Pode a Comissão até argumentar que está em debate neste momento uma comunicação sua ao Parlamento Europeu, sobre a fiscalização, mas o que é certo é que a mesma se denomina “Para uma aplicação uniforme e eficaz da política comum de pesca”, o que no caso vertente, nem se sabe como poderia ser aplicada.

Senhor Presidente,
Senhores membros do Governo,
Senhoras e Senhores Deputados,

Face a estas questões, o Grupo Parlamentar do Partido Comunista Português, propôs este debate de urgência, para ouvir os responsáveis do Governo Português sobre esta área em concreto, e saber o que está a ser feito para ultrapassar as dificuldades com que nos debatemos no seio da Comissão.

Sabe-se que esta proposta que esteve para ser debatida em meados do mês passado, transitou para próxima reunião, neste mês, e o adiamento não significa que ela terminou, mas antes que a mesma será debatida num curto espaço de tempo. Neste contexto, questiono o Senhor Ministro da Agricultura sobre o que está a ser feito pelo Governo Português, junto dos países membros para que se possa inverter esta situação.

Quais são os nossos aliados para criar as condições necessárias ao impedimento de tal aprovação?

Pensa ou não o Governo Português utilizar os acordos bilaterais Portugal / Espanha, para eventualmente pressionar a Comissão e Espanha, no sentido de que esta recue face às suas intenções?

Que meios de fiscalização existem para defesa da nossa costa e dos nossos recursos?

Senhor Presidente,
Senhores Membros do Governo,
Senhoras e Senhores Deputados,

O que nos interessa fundamentalmente é que sejam defendidos os interesses dos pescadores e dos armadores, e é naturalmente no diálogo com todos os profissionais da pesca que tem que ser encontrada a solução.

É visando a defesa dos interesses nacionais, que ao longo dos anos, o Partido Comunista Português, vem apresentando propostas concretas quer para a revisão da Política Comum de Pescas, em sede da Assembleia da República, como é o caso do debate aqui efectuado em Junho de 2002, onde apresentámos um projecto que deu lugar à aprovação, por unanimidade de uma Resolução da Assembleia, quer no Parlamento Europeu, ou ainda no contributo que foi dado para o Livro Verde.

Mas as pescas nacionais têm ainda outros problemas a que urge dar resposta imediata. São os problemas da 1ª venda em lota, que como se sabe prejudica enormemente os pescadores portugueses, pelo baixo valor que é pago pelo pescado, o que consequentemente lesa o Estado quanto aos impostos, favorece os intermediários e prejudica os consumidores pelos preços exorbitantes em que o pescado é vendido.

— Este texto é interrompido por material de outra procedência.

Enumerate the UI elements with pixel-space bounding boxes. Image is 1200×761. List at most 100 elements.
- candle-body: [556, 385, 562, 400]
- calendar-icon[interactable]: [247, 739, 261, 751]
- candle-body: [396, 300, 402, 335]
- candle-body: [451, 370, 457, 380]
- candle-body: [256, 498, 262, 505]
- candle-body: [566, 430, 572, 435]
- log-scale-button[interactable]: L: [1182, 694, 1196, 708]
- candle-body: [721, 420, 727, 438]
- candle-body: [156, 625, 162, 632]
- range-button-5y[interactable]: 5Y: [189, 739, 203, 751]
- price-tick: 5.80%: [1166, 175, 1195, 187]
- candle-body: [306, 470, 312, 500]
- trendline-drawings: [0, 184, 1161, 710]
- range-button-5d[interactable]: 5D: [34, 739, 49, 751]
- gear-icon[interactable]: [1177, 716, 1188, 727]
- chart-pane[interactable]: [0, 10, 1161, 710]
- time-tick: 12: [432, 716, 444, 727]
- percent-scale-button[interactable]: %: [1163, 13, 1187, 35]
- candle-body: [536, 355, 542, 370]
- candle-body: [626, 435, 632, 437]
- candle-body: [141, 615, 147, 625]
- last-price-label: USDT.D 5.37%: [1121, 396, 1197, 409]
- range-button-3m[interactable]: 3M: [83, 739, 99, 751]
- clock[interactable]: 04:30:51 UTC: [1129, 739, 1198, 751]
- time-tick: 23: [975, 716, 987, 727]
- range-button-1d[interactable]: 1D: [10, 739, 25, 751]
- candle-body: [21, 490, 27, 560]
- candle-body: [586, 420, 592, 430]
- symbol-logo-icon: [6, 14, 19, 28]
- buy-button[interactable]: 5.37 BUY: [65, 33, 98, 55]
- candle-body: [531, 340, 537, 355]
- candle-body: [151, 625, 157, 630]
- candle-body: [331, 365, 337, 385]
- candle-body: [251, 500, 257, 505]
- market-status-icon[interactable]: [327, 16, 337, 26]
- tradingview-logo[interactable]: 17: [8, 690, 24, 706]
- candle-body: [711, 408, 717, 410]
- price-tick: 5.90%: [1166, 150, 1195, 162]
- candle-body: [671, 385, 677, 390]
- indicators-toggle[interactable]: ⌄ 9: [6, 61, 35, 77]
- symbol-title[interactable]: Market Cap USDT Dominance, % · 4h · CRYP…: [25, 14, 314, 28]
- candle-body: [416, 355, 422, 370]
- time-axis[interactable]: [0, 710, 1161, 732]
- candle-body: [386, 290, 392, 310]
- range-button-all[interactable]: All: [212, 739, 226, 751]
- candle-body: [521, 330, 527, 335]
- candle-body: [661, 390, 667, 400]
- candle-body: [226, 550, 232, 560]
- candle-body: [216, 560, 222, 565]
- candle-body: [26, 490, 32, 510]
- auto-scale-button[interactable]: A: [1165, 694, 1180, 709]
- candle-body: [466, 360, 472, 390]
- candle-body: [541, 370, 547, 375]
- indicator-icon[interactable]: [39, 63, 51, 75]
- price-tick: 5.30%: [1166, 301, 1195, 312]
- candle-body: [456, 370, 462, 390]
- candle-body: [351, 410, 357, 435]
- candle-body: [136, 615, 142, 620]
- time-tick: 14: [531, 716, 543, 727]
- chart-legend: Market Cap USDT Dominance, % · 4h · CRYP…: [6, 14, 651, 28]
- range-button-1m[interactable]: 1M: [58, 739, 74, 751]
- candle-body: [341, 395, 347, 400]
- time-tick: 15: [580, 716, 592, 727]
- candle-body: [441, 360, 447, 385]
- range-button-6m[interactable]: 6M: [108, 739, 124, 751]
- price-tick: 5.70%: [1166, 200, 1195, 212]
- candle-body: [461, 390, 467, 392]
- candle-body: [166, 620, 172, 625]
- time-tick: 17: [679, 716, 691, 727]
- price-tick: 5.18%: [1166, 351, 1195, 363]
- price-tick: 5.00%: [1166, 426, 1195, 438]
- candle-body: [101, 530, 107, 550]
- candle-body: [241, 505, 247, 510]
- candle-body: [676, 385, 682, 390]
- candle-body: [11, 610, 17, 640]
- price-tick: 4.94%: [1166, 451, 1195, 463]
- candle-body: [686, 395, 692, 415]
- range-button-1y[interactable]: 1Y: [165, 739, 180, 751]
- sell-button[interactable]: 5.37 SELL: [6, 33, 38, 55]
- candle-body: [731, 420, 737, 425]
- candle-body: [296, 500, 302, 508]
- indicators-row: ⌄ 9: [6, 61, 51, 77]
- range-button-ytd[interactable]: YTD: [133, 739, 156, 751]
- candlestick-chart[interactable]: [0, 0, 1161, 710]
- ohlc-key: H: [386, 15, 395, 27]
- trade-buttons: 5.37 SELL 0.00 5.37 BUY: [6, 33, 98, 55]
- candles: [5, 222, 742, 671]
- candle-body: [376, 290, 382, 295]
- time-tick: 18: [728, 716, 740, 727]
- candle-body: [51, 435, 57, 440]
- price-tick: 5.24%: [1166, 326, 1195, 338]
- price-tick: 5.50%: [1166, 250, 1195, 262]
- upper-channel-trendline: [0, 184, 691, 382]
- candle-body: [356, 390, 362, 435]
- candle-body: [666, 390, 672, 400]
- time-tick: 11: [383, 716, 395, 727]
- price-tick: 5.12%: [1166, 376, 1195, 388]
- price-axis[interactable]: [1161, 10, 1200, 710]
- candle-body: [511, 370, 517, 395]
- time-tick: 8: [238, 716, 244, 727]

Há que encontrar rapidamente uma solução, e desde já, o Partido Comunista Português afirma que está a preparar um projecto de lei no sentido de dar conteúdo a esta questão.

Senhor Ministro da Agricultura, sabemos que o Governo já aferiu o grau de perigosidade da proposta da Comissão, e o que esta representa para as pescas nacionais. O que não sabemos é qual a estratégia do Governo Português para ultrapassar esta questão. Mas de uma coisa estamos certos: o Governo não tem sabido mobilizar o País, os pescadores e os armadores para com eles intervir e pressionar a Comissão Europeia.

O Governo nada diz sobre as negociações que encetou ou não com o Governo do seu amigo Aznar, e é também por aí que passa a resolução desta questão.

O que não queremos, e que sinceramente não desejamos, é que se argumente com o grau de dificuldade em sede de União Europeia, e que mais tarde se venha dizer que se votou contra porque não havia outro caminho - como foi o caso da reforma da Política Agrícola Comum - porque se tal acontecer é ao Governo do PSD e do PP que cabe a grave responsabilidade pela perda deste importante sector de actividade em Portugal.